Louisa Dixie Durrell

Louisa Dixie Durrell, born Louisa Florence Dixie (16 January 1886 24 January 1964), was an Anglo-Irish woman born in India during the British Raj. She married and had four children, including novelist Lawrence Durrell and naturalist Gerald Durrell. She was featured as the character of "Mother" in her son Gerald Durrell's autobiographical Corfu Trilogy, published from 1954 to 1978, about the family's years in Corfu from 1935 to 1939.

Biography

Louisa Florence Dixie was born in 1886 to an Anglo-Irish Protestant family in Roorkee, India, where her family were colonials in the years of the British Raj. There she met and married her husband Lawrence Samuel Durrell, an English engineer also born in India.
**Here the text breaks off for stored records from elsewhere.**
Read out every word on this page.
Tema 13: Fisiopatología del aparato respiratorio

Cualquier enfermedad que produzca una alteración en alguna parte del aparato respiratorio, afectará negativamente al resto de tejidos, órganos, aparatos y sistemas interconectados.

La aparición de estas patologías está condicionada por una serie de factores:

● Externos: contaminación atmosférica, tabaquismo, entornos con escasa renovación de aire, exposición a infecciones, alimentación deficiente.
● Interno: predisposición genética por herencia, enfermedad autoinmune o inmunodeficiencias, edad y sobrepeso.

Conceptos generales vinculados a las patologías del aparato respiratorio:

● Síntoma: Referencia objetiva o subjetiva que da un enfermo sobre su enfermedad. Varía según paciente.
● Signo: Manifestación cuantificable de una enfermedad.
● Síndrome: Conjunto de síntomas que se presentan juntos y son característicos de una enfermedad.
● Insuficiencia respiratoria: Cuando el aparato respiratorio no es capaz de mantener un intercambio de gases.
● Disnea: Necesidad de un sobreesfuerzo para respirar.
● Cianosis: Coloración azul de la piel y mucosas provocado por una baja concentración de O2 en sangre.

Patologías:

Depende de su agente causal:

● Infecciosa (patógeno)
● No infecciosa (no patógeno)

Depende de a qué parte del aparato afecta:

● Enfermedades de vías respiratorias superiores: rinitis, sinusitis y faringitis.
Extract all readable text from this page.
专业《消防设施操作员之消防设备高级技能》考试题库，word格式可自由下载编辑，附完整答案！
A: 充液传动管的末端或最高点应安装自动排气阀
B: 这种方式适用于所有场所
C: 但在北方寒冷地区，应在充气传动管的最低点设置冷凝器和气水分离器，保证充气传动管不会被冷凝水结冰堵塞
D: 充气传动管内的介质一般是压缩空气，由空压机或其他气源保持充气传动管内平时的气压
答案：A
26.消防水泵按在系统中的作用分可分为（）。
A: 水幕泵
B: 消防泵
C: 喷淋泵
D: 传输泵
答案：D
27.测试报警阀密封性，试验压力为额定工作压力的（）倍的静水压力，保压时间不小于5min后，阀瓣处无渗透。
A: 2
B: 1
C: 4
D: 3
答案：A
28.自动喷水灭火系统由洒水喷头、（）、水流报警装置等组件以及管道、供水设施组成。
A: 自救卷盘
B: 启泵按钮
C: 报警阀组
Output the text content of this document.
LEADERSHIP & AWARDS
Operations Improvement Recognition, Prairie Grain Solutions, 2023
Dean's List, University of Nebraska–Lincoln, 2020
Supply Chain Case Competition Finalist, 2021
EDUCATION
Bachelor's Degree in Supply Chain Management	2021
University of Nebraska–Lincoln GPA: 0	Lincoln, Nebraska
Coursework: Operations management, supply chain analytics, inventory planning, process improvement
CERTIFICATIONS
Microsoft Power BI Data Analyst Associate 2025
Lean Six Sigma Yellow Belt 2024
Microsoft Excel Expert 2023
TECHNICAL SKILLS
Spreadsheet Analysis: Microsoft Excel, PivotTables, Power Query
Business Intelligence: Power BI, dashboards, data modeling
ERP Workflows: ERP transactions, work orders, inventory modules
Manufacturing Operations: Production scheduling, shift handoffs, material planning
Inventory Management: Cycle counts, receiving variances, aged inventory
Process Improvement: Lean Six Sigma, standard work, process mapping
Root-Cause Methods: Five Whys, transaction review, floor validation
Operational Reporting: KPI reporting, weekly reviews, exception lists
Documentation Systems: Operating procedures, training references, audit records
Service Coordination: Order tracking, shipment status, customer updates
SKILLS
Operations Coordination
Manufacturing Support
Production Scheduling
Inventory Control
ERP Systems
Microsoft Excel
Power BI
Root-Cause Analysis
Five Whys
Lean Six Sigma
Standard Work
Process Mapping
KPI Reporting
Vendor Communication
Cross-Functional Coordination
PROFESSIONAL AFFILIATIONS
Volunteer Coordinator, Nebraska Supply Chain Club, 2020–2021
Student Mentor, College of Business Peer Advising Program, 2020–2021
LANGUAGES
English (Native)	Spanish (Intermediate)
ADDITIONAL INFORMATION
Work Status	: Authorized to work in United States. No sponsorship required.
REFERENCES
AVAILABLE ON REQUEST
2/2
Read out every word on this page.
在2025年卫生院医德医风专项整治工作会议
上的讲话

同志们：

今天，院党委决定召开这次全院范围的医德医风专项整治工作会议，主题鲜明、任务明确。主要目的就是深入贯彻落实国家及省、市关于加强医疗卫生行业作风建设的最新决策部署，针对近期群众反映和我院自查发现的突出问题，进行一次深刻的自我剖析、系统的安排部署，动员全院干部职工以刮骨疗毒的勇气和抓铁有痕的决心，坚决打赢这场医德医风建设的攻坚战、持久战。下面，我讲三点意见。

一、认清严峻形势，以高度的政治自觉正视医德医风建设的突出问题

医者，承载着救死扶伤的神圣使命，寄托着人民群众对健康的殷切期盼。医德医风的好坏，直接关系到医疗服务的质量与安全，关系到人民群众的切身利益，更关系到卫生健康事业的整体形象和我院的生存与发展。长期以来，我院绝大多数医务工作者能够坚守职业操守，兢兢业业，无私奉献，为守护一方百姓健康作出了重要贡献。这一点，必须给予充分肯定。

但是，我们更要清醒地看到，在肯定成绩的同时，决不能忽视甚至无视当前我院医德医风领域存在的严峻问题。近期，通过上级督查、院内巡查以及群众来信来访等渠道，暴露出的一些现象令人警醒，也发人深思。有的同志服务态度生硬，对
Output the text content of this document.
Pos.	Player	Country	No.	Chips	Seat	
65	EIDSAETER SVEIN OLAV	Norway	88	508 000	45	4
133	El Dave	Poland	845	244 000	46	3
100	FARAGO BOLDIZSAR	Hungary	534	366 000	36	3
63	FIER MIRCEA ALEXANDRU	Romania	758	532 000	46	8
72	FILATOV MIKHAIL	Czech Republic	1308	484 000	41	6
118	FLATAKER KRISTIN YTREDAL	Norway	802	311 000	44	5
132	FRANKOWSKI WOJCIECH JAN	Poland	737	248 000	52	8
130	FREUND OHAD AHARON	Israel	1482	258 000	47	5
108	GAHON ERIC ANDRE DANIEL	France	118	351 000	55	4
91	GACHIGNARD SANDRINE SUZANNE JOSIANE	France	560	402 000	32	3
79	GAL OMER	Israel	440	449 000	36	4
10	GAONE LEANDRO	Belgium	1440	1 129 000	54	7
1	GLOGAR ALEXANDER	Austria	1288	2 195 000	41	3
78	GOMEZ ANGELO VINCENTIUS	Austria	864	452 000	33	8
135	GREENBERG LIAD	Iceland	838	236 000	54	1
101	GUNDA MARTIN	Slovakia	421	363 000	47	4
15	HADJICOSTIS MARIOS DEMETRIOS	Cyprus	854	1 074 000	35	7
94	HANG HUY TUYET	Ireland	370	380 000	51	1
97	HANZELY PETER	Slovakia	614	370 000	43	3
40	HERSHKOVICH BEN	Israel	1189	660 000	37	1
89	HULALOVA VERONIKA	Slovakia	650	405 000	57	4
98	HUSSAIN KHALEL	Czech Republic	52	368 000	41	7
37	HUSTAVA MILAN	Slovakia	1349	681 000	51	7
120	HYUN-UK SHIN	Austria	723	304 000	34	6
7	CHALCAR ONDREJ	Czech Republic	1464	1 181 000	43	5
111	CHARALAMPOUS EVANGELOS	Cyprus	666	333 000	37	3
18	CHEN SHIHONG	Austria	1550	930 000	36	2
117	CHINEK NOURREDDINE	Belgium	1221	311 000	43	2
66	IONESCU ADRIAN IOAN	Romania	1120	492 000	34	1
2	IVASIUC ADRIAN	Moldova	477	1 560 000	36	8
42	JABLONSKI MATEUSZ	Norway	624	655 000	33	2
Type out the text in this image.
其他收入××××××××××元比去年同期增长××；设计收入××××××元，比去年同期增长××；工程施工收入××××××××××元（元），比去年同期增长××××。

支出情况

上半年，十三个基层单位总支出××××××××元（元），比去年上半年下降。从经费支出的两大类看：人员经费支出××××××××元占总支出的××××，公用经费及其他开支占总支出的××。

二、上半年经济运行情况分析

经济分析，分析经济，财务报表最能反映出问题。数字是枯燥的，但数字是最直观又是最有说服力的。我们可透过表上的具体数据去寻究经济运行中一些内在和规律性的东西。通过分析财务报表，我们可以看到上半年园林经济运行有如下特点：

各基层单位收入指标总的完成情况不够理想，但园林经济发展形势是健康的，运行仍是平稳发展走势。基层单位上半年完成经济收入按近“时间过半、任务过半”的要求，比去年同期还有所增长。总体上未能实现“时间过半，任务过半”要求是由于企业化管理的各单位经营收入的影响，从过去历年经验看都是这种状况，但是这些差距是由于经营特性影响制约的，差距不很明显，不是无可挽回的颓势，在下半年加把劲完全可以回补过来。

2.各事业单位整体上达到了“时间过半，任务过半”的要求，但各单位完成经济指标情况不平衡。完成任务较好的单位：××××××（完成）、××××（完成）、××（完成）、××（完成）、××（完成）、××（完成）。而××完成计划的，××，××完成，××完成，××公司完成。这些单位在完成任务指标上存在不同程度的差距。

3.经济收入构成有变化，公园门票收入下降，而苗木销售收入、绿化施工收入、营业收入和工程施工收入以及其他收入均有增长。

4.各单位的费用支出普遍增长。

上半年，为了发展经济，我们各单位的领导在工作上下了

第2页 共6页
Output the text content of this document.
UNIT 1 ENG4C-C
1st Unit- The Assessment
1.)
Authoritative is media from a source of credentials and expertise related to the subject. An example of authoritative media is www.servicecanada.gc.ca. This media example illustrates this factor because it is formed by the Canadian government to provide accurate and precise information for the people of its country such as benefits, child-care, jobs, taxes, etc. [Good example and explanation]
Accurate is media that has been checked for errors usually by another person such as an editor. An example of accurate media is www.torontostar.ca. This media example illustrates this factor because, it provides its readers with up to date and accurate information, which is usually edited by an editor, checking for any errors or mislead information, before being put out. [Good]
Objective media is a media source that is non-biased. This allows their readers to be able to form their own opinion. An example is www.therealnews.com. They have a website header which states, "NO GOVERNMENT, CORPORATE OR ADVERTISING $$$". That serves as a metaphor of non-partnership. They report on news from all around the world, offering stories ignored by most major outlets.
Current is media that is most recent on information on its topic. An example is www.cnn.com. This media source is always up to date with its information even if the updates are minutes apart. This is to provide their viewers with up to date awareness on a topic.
Together, they travelled all over India for Lawrence's engineering work.

They had four children together, three sons and a daughter: Lawrence, Leslie, Margaret, and Gerald. The children started school in India, but the boys were sent to England for further education, Lawrence going to boarding school at the age of eleven.

Louisa was actively interested in spiritualism and cookery. She was unusual for mingling more than many colonials with Indians to learn of local spirits and cuisine. She did not conform to the views of social segregation of her time between the groups.

After her husband died in 1928, the widowed Louisa Durrell decided to move her family to England. They settled in Bournemouth in 1932.[1]

In 1935 she moved again with her children, accompanying her eldest son Lawrence and his new wife Nancy to the island of Corfu. Her youngest son Gerald Durrell later became a naturalist; he wrote memoirs about this formative period of his childhood on Corfu, where flora and fauna abounded, and he brought animals home. He portrayed his mother Louisa, in what is known as the Corfu Trilogy, as the family's well-meaning but slightly eccentric matriarch. These works are My Family and Other Animals (1954), Birds, Beasts and Relatives (1969), and The Garden of the Gods (1978).

In 1939 at the outbreak of World War II, Louisa returned to England with her three younger children. She lived for periods with her daughter Margaret, who had a boarding house in Bournemouth. She also lived with Gerald at his home at the Jersey Zoo, which he founded with monies gained from his books. She died in Bournemouth in 1964.

Representation in other media

Gerald Durrell's trilogy has been adapted several times for British TV and radio series. Louisa was portrayed by Hannah Gordon in the 1987 BBC TV series My Family and Other Animals; by Imelda Staunton in the 2005 BBC remake; by Celia Imrie in the 2010 two-part BBC Radio drama; and by Keeley Hawes in the ITV drama The Durrells in 2016.

References

  1. Botting, Douglas (1999). Gerald Durrell: The Authorised Biography. HarperCollins. ISBN 0-00-255660-X.